Launched on March 26, #HealthNeedsNursing is the name of NZNO’s new DHB campaign. It’s an affirmation that the nursing team is the essential core of the health system. We are dedicated, caring and always there.
#HealthNeedsNursing also says that the health system itself is ailing. In a way, the rot in the walls at Middlemore Hospital is symbolic. Those in charge at Counties Manukau DHB have known for years the hospital is sick. But to remain within their undersized budget, as demanded by the previous government, they just patched holes in the walls and carried on, until the problem couldn’t be covered up any longer.
Health system sick
It’s like that for the whole DHB sector. There’s now no denying the health system is sick. It needs to be nursed back to health.
Already, our campaign is growing. Council of Trade Unions president Richard Wagstaff came to the launch, and pledged the support of the union movement.
Prime Minister Jacinda Ardern has also given a “yes”, of sorts. The morning after NZNO said “no”, she told the AM Show on TV3, “I value our health workforce. Do I want our nurses to be satisfied? Of course I do. Do the DHBs need more money? Yes.”
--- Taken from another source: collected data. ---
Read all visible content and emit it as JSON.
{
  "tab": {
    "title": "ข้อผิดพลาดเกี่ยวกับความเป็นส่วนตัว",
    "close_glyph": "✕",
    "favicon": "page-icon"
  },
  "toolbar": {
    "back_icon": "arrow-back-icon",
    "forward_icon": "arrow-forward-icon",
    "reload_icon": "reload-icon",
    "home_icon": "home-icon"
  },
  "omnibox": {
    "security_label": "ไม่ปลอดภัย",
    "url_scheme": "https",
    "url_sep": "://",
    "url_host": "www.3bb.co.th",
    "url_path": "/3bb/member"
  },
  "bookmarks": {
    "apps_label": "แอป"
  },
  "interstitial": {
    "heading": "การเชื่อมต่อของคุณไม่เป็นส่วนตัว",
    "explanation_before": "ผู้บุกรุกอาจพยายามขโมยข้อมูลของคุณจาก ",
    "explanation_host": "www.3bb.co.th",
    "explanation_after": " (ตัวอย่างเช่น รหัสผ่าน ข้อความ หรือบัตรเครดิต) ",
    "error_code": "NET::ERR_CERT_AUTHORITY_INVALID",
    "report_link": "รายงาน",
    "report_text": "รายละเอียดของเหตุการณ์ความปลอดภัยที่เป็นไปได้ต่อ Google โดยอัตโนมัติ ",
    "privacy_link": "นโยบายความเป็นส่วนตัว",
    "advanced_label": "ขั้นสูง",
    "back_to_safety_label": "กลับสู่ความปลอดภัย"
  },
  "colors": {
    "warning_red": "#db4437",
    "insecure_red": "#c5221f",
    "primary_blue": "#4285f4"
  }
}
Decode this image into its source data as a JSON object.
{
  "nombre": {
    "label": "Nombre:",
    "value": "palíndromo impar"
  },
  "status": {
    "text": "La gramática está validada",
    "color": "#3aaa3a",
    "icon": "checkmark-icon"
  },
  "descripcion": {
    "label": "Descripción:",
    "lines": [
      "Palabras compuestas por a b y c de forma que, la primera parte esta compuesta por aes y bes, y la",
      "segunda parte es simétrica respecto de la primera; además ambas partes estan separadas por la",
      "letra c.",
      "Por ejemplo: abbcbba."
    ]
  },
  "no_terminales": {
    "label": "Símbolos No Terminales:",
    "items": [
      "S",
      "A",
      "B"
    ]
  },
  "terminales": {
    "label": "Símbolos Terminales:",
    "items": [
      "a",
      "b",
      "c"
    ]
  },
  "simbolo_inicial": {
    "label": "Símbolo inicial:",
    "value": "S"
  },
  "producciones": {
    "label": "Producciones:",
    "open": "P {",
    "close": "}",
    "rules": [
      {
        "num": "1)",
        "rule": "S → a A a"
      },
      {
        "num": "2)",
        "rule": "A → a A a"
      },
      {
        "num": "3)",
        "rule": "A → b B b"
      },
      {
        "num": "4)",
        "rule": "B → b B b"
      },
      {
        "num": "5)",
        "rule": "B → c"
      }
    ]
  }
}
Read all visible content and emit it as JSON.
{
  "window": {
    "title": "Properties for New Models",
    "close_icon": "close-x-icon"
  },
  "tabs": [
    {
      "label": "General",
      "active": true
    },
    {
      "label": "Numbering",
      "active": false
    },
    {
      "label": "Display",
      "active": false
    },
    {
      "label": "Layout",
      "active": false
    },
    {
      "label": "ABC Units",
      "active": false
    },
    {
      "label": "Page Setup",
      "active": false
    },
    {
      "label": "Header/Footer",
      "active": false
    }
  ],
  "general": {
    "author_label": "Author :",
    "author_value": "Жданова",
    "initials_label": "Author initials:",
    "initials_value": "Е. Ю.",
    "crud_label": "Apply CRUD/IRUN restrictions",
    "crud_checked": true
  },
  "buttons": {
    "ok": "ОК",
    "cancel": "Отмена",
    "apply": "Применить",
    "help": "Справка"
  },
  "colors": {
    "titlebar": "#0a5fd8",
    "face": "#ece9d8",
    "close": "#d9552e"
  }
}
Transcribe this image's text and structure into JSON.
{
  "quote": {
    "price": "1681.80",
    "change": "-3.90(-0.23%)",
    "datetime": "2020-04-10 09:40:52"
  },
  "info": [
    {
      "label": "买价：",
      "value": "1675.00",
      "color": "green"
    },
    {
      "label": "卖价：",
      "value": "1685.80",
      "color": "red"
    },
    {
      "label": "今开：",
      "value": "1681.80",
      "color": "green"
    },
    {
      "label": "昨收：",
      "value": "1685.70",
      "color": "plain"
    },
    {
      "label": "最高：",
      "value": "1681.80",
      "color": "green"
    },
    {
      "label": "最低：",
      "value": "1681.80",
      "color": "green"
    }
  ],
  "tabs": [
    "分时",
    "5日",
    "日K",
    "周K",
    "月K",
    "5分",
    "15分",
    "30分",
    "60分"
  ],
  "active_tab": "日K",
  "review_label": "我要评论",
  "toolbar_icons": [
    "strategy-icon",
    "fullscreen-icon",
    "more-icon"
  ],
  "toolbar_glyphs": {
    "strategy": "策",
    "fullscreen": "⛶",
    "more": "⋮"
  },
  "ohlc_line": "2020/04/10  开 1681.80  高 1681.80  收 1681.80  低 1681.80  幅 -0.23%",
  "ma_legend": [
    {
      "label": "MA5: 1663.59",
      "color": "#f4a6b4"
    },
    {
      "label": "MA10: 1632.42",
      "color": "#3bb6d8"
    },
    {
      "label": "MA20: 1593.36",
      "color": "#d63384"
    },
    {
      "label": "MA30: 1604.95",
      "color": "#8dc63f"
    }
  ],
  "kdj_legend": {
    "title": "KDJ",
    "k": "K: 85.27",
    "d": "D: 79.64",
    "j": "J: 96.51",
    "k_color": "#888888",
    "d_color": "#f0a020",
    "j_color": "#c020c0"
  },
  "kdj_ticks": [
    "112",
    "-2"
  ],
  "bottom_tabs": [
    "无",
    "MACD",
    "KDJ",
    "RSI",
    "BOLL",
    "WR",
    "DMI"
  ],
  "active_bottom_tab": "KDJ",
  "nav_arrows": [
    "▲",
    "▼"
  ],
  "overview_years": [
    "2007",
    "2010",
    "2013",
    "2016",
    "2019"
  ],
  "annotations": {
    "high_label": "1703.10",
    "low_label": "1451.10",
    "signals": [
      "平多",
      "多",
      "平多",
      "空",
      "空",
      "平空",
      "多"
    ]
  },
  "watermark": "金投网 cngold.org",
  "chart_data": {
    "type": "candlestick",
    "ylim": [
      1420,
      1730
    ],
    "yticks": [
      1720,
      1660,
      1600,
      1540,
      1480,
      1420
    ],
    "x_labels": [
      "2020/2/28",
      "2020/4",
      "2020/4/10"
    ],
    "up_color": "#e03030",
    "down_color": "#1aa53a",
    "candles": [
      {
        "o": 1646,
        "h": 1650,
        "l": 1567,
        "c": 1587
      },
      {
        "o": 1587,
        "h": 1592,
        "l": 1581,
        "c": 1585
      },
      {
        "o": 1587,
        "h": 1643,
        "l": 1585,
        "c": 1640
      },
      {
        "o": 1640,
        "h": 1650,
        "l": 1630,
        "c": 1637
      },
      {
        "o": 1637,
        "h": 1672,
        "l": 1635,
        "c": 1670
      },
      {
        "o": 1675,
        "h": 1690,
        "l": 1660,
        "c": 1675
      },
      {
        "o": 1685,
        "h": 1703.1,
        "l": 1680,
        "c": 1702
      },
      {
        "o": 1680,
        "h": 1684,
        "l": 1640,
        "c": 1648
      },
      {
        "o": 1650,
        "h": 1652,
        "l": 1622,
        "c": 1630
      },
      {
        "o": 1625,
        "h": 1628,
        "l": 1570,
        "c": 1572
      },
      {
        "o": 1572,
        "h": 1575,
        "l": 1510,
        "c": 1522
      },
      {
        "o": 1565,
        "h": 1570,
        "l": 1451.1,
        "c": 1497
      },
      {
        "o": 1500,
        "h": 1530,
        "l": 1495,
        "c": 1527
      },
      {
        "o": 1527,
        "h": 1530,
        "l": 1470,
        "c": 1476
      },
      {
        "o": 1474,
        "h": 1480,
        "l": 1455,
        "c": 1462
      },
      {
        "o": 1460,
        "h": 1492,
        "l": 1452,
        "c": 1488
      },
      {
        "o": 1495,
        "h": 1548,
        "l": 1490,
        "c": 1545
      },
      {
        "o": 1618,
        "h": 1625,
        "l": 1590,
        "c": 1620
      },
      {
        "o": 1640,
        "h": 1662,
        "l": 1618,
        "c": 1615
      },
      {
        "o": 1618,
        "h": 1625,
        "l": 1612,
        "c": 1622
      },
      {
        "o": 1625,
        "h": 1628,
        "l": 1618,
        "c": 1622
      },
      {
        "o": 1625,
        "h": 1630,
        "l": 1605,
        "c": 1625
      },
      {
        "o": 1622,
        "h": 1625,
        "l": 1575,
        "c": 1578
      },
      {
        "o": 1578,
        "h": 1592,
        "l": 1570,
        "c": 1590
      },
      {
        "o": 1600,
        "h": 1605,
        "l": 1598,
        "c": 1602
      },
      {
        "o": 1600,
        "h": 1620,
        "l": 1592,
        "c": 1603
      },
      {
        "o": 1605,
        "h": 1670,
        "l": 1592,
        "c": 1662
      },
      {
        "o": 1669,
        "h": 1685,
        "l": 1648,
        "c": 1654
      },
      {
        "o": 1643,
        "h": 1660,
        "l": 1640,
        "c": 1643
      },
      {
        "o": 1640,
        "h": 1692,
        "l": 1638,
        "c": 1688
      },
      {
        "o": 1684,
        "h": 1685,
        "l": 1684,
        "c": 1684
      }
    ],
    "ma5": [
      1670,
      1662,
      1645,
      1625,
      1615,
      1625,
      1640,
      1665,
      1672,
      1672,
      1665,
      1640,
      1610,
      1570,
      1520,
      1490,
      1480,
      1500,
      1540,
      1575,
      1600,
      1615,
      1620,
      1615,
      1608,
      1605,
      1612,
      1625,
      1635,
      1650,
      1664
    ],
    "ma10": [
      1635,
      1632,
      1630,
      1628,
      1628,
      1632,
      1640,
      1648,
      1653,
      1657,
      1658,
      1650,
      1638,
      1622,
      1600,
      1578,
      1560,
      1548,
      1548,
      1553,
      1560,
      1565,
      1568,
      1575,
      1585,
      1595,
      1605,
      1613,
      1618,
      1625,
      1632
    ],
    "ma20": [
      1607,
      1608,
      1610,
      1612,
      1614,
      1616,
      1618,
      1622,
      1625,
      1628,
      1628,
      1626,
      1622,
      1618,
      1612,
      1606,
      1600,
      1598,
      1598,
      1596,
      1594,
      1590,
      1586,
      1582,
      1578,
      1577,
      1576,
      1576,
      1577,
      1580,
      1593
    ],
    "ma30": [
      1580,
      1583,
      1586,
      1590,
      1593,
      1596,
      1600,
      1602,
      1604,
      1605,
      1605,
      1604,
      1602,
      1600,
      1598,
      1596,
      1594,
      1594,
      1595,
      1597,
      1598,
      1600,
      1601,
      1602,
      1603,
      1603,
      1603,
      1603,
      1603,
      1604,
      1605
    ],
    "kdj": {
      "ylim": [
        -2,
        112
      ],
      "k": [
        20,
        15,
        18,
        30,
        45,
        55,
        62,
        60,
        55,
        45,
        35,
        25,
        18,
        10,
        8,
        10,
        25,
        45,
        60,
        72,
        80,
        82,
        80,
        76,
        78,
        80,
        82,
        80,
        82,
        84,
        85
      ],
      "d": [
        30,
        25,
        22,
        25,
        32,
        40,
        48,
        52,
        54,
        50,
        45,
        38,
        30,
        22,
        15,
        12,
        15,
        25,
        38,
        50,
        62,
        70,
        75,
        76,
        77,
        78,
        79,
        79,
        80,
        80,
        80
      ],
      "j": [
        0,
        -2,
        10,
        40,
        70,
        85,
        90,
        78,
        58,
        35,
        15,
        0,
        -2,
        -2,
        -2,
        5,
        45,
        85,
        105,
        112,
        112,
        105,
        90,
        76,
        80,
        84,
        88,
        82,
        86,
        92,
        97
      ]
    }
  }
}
At the same time, though, she talked about barriers around “timing” and “budget allocations”. If our campaign can win strong public agreement that health needs nursing, then the pressure of public opinion can help overcome barriers for the Government.
At the same time, the campaign is also setting the pattern for a renewal of NZNO as an organisation which is open and responsive to members.
Members are making the big decisions through democratic votes. Campaign planning is taking place through cooperation between NZNO staff and member leaders, from local workplace delegates to the nationally elected board. Actions are designed to maximise member participation.
As the current surge draws more members into action, the transformation of NZNO is bound to continue apace.
By the time you read this, the next stage of the #HealthNeedsNursing campaign will be well under way. Rallies for good health at each DHB, from April 9-20, will also prepare us for whatever comes next.